20 In March 2010, the grievor reported in writing a conversation that his ex-wife had had with his mother. In it, he reported his ex-wife’s unethical conduct and his fear that she would use her position to investigate his family members (Exhibit 2, tab 4). Ms. Evans appeared to understand and told the grievor that she would look into the matter. On March 19, 2010, the grievor again met with Ms. Evans, following which he heard nothing further about the matter until September 2010.

21 In September 2010, he received a notice from Ms. Young that he was to be interviewed on September 22, 2010, as part of the investigation into his unauthorized accesses of client files. At this point, he became aware of the nature of the investigation into those accesses. He thought the questions were over once he explained the nature of his accesses to his niece’s file. He was then asked to explain the nature of the relationships with four other people whose files he had accessed. The investigator showed him the Code and asked him if he had seen it before; he had not.

22 The next day, following the meeting with the investigator, the grievor advised Ms. Young and another member of the management team that he had met with the investigator. He left this meeting believing that he had their support, as they had told him that everything would be all right. He had been afraid of how it would look in the community if people learned he had been investigated for wrongdoing. He was also still wondering about how the employer had dealt with the allegations against his ex-wife.

23 The grievor testified that he did not previously know that the Code existed. Staff meetings in the Corner Brook office were few and far between, and the Code had not been discussed at any of them, to the best of his recollection. As to the guidelines, the first time he had seen them was the day before he testified at the hearing. He regularly deleted such emails without reading them. If they were important, his team lead would follow up with him. Most of the staff meetings the grievor attended were about actions or directions from the employer’s headquarters, for example, the introduction of a new program, and not about employer policies.

24 The grievor testified that he did nothing more for his family members than he was authorized to do if a client was in the office in front of him. At the time of the investigation, a CSA was authorized to complete five transactions on behalf of a client who comes into a Service Canada office. Previously, seven had been allowed, but with the change to Service Canada and the CCV protocol, things changed. With CCV, a client can access information through an online Service Canada account. The grievor has assumed that since CCV was implemented, if a client comes into the office and meets with him, he or she has tried phoning and has been unsuccessful and does not have a computer. Elderly clients want to speak to a real person and not deal with matters electronically. He was saving his family members the time required to stay on hold waiting to have their phone call answered or to try navigating the employer’s website. When he mentioned to his mother that he was being investigated for accessing family member files, she wrote a letter of support for him. Other family members wrote to the employer, authorizing his accesses (Exhibit 2, tab 3).

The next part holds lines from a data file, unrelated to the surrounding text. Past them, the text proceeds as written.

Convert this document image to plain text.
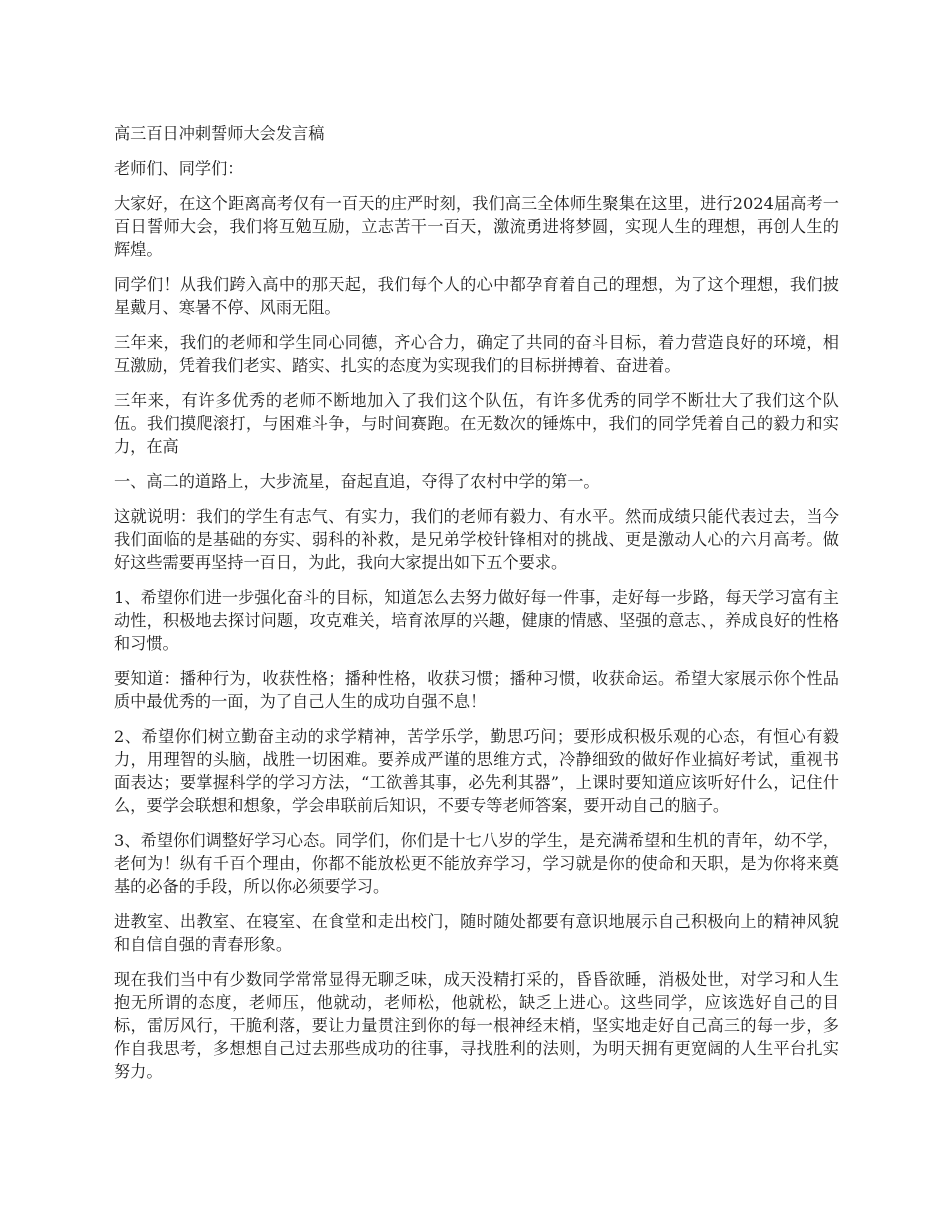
高三百日冲刺誓师大会发言稿

老师们、同学们：

大家好，在这个距离高考仅有一百天的庄严时刻，我们高三全体师生聚集在这里，进行2024届高考一百日誓师大会，我们将互勉互励，立志苦干一百天，激流勇进将梦圆，实现人生的理想，再创人生的辉煌。

同学们！从我们跨入高中的那天起，我们每个人的心中都孕育着自己的理想，为了这个理想，我们披星戴月、寒暑不停、风雨无阻。

三年来，我们的老师和学生同心同德，齐心合力，确定了共同的奋斗目标，着力营造良好的环境，相互激励，凭着我们老实、踏实、扎实的态度为实现我们的目标拼搏着、奋进着。

三年来，有许多优秀的老师不断地加入了我们这个队伍，有许多优秀的同学不断壮大了我们这个队伍。我们摸爬滚打，与困难斗争，与时间赛跑。在无数次的锤炼中，我们的同学凭着自己的毅力和实力，在高

一、高二的道路上，大步流星，奋起直追，夺得了农村中学的第一。

这就说明：我们的学生有志气、有实力，我们的老师有毅力、有水平。然而成绩只能代表过去，当今我们面临的是基础的夯实、弱科的补救，是兄弟学校针锋相对的挑战、更是激动人心的六月高考。做好这些需要再坚持一百日，为此，我向大家提出如下五个要求。

1、希望你们进一步强化奋斗的目标，知道怎么去努力做好每一件事，走好每一步路，每天学习富有主动性，积极地去探讨问题，攻克难关，培育浓厚的兴趣，健康的情感、坚强的意志、，养成良好的性格和习惯。

要知道：播种行为，收获性格；播种性格，收获习惯；播种习惯，收获命运。希望大家展示你个性品质中最优秀的一面，为了自己人生的成功自强不息！

2、希望你们树立勤奋主动的求学精神，苦学乐学，勤思巧问；要形成积极乐观的心态，有恒心有毅力，用理智的头脑，战胜一切困难。要养成严谨的思维方式，冷静细致的做好作业搞好考试，重视书面表达；要掌握科学的学习方法，“工欲善其事，必先利其器”，上课时要知道应该听好什么，记住什么，要学会联想和想象，学会串联前后知识，不要专等老师答案，要开动自己的脑子。

3、希望你们调整好学习心态。同学们，你们是十七八岁的学生，是充满希望和生机的青年，幼不学，老何为！纵有千百个理由，你都不能放松更不能放弃学习，学习就是你的使命和天职，是为你将来奠基的必备的手段，所以你必须要学习。

进教室、出教室、在寝室、在食堂和走出校门，随时随处都要有意识地展示自己积极向上的精神风貌和自信自强的青春形象。

现在我们当中有少数同学常常显得无聊乏味，成天没精打采的，昏昏欲睡，消极处世，对学习和人生抱无所谓的态度，老师压，他就动，老师松，他就松，缺乏上进心。这些同学，应该选好自己的目标，雷厉风行，干脆利落，要让力量贯注到你的每一根神经末梢，坚实地走好自己高三的每一步，多作自我思考，多想想自己过去那些成功的往事，寻找胜利的法则，为明天拥有更宽阔的人生平台扎实努力。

25 The grievor was not aware of any service standard that stated that a client should not feel free to directly contact a CSA with whom he or she has a personal relationship. He regularly took calls from his mother and family members, both at work and at home. He provided his private work number to his family members so that they could contact him directly, as his workstation phone number was not published.

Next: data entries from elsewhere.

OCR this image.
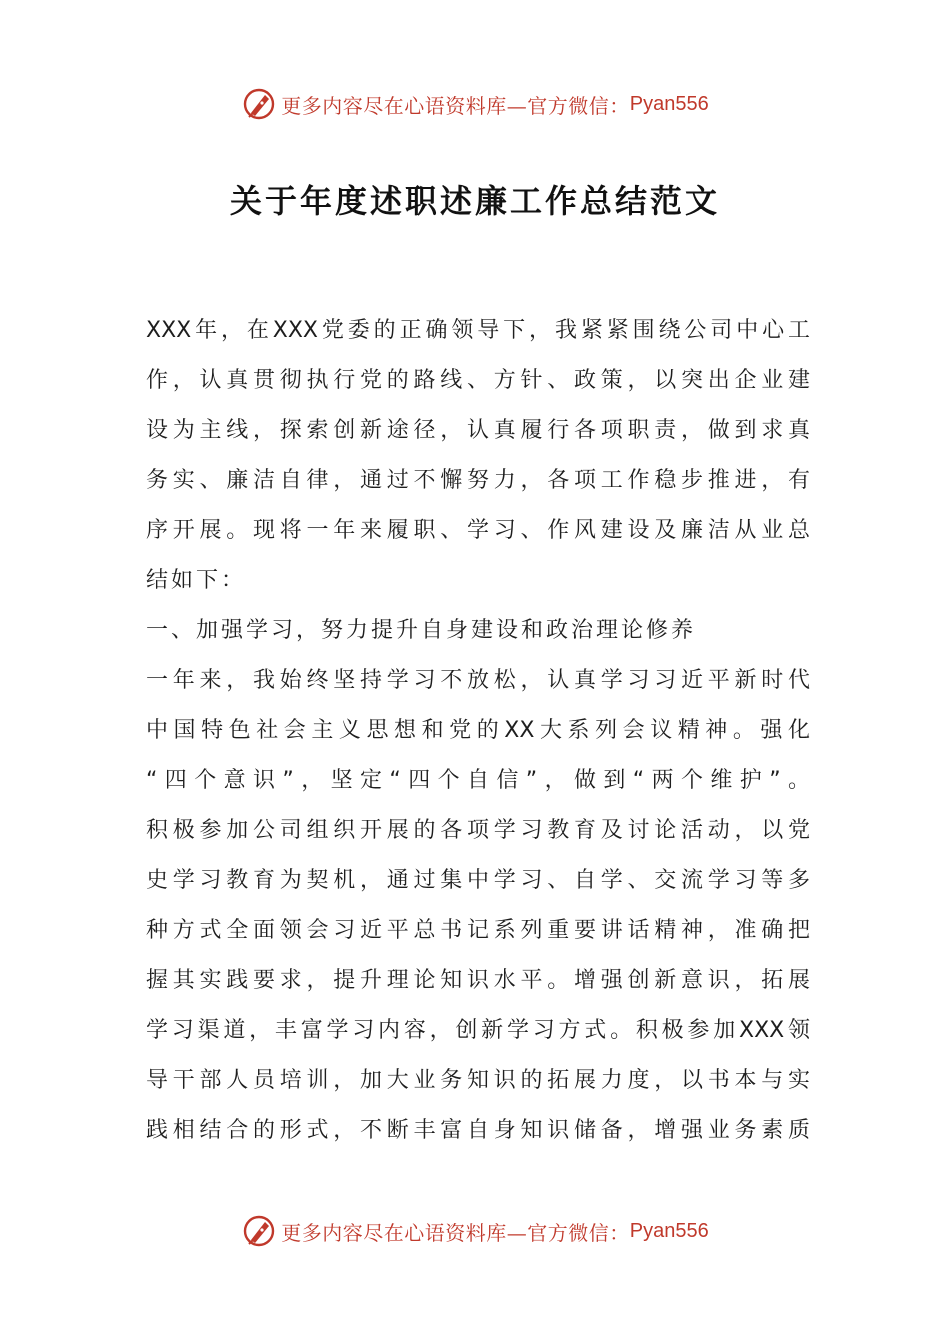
更多内容尽在心语资料库—官方微信： Pyan556
关于年度述职述廉工作总结范文
XXX年，在XXX党委的正确领导下，我紧紧围绕公司中心工
作，认真贯彻执行党的路线、方针、政策，以突出企业建
设为主线，探索创新途径，认真履行各项职责，做到求真
务实、廉洁自律，通过不懈努力，各项工作稳步推进，有
序开展。现将一年来履职、学习、作风建设及廉洁从业总
结如下：
一、加强学习，努力提升自身建设和政治理论修养
一年来，我始终坚持学习不放松，认真学习习近平新时代
中国特色社会主义思想和党的XX大系列会议精神。强化
“四个意识”，坚定“四个自信”，做到“两个维护”。
积极参加公司组织开展的各项学习教育及讨论活动，以党
史学习教育为契机，通过集中学习、自学、交流学习等多
种方式全面领会习近平总书记系列重要讲话精神，准确把
握其实践要求，提升理论知识水平。增强创新意识，拓展
学习渠道，丰富学习内容，创新学习方式。积极参加XXX领
导干部人员培训，加大业务知识的拓展力度，以书本与实
践相结合的形式，不断丰富自身知识储备，增强业务素质
更多内容尽在心语资料库—官方微信： Pyan556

26 The question of his mother’s employment insurance claim might have arisen in any such call. If he was at work, the grievor testified that he would look up her file and answer her question. When he accessed his niece’s file, she had contacted him on his direct line. She was living in Nova Scotia at the time and needed his help resolving issues in her claim related to her reason for leaving her employment. She would also call him for status reports on the claim’s progress.

27 Mr. Johnson provided rebuttal evidence related to the guidelines of conduct. It is clearly stated in them that an employee may assist a family member to fill out forms. An employee working to assist a relative outside work hours is acting as a regular citizen. If the employee uses information available only to him or her through work to complete a form, then that person exceeds the role of a regular citizen. Accessing employment insurance information through the inquiry screen and relaying information to a family member to avoid a delay processing a claim exceeds the employee’s role as a regular citizen. The employee is not entitled to use the employer’s system to provide information to a family member that is not available to the general public, meaning an average person or the average applicant.

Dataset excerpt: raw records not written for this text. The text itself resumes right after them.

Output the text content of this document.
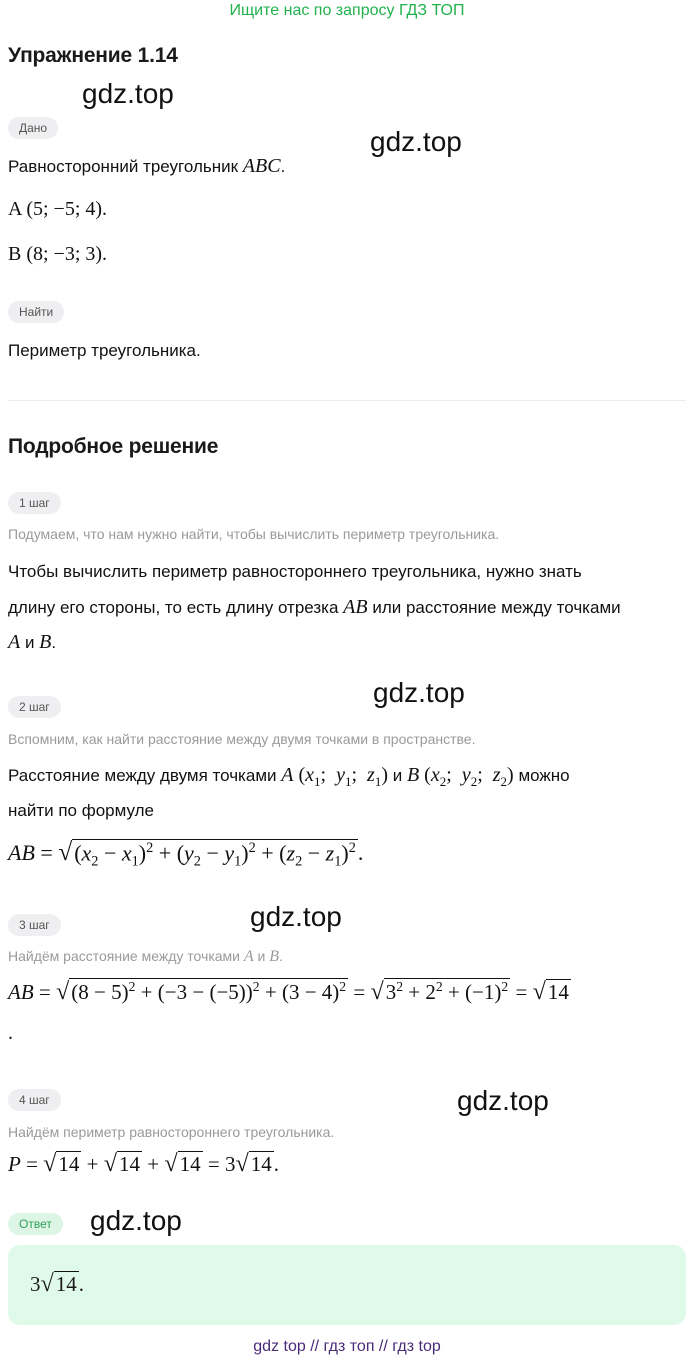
Ищите нас по запросу ГДЗ ТОП
Упражнение 1.14
gdz.top
Дано	gdz.top
Равносторонний треугольник ABC.
A (5; −5; 4).
B (8; −3; 3).
Найти
Периметр треугольника.
Подробное решение
1 шаг
Подумаем, что нам нужно найти, чтобы вычислить периметр треугольника.
Чтобы вычислить периметр равностороннего треугольника, нужно знать
длину его стороны, то есть длину отрезка AB или расстояние между точками
A и B.
gdz.top
2 шаг
Вспомним, как найти расстояние между двумя точками в пространстве.
Расстояние между двумя точками A ($x_1$;  $y_1$;  $z_1$) и B ($x_2$;  $y_2$;  $z_2$) можно
найти по формуле
AB = $√(x_2 - x_1)^2 + (y_2 - y_1)^2 + (z_2 - z_1)^2$.
gdz.top
3 шаг
Найдём расстояние между точками A и B.
AB = $√(8 - 5)^2 + (-3 - (-5))^2 + (3 - 4)^2 = √3^2 + 2^2 + (-1)^2 = √14$
.
4 шаг	gdz.top
Найдём периметр равностороннего треугольника.
P = √14 + √14 + √14 = 3√14.
Ответ	gdz.top
3√14.
gdz top // гдз топ // гдз top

III. Summary of the arguments

A. For the employer

28 The employer recognized its onus to establish that the acts alleged occurred; that they constituted misconduct; that when determining disciplinary action, mitigating and aggravating factors were considered; and that the penalty imposed was appropriate. There is no dispute that the grievor accessed confidential employment insurance information of the family members listed in the investigation report (Exhibit 1). The employer established on the balance of probabilities that the acts occurred and that they amounted to misconduct, specifically the term and condition of the grievor’s employment that he avoid conflicts of interest. He had an obligation to avoid the perception of a conflict of interest and perceptions of preferential treatment. Case law from the new Board and its predecessors supports the employer’s stand that a failure to comply with this obligation is misconduct worthy of disciplinary action.

29 The evidence also clearly established that when determining the penalty to be imposed on the grievor, the employer considered mitigating and aggravating factors. The onus was on him to establish mitigating factors he wished to have considered. The penalty imposed was reasonable and appropriate in the circumstances.

30 Public servants are a special category of employees who are not like private-sector employees. They have fundamental terms and conditions of employment aimed at protecting the public interest. Each public-sector employee has an onus of compliance. The employer has well-established and published rules of conduct in the form of the Code and the guidelines, with which the grievor failed to comply. Both were clearly brought to his attention. The essential requirement for all public servants is that they should never place themselves in such a position that their personal interests conflict with the public’s interests (see Brazeau v. Deputy Head (Department of Public Works and Government Services), 2008 PSLRB 62).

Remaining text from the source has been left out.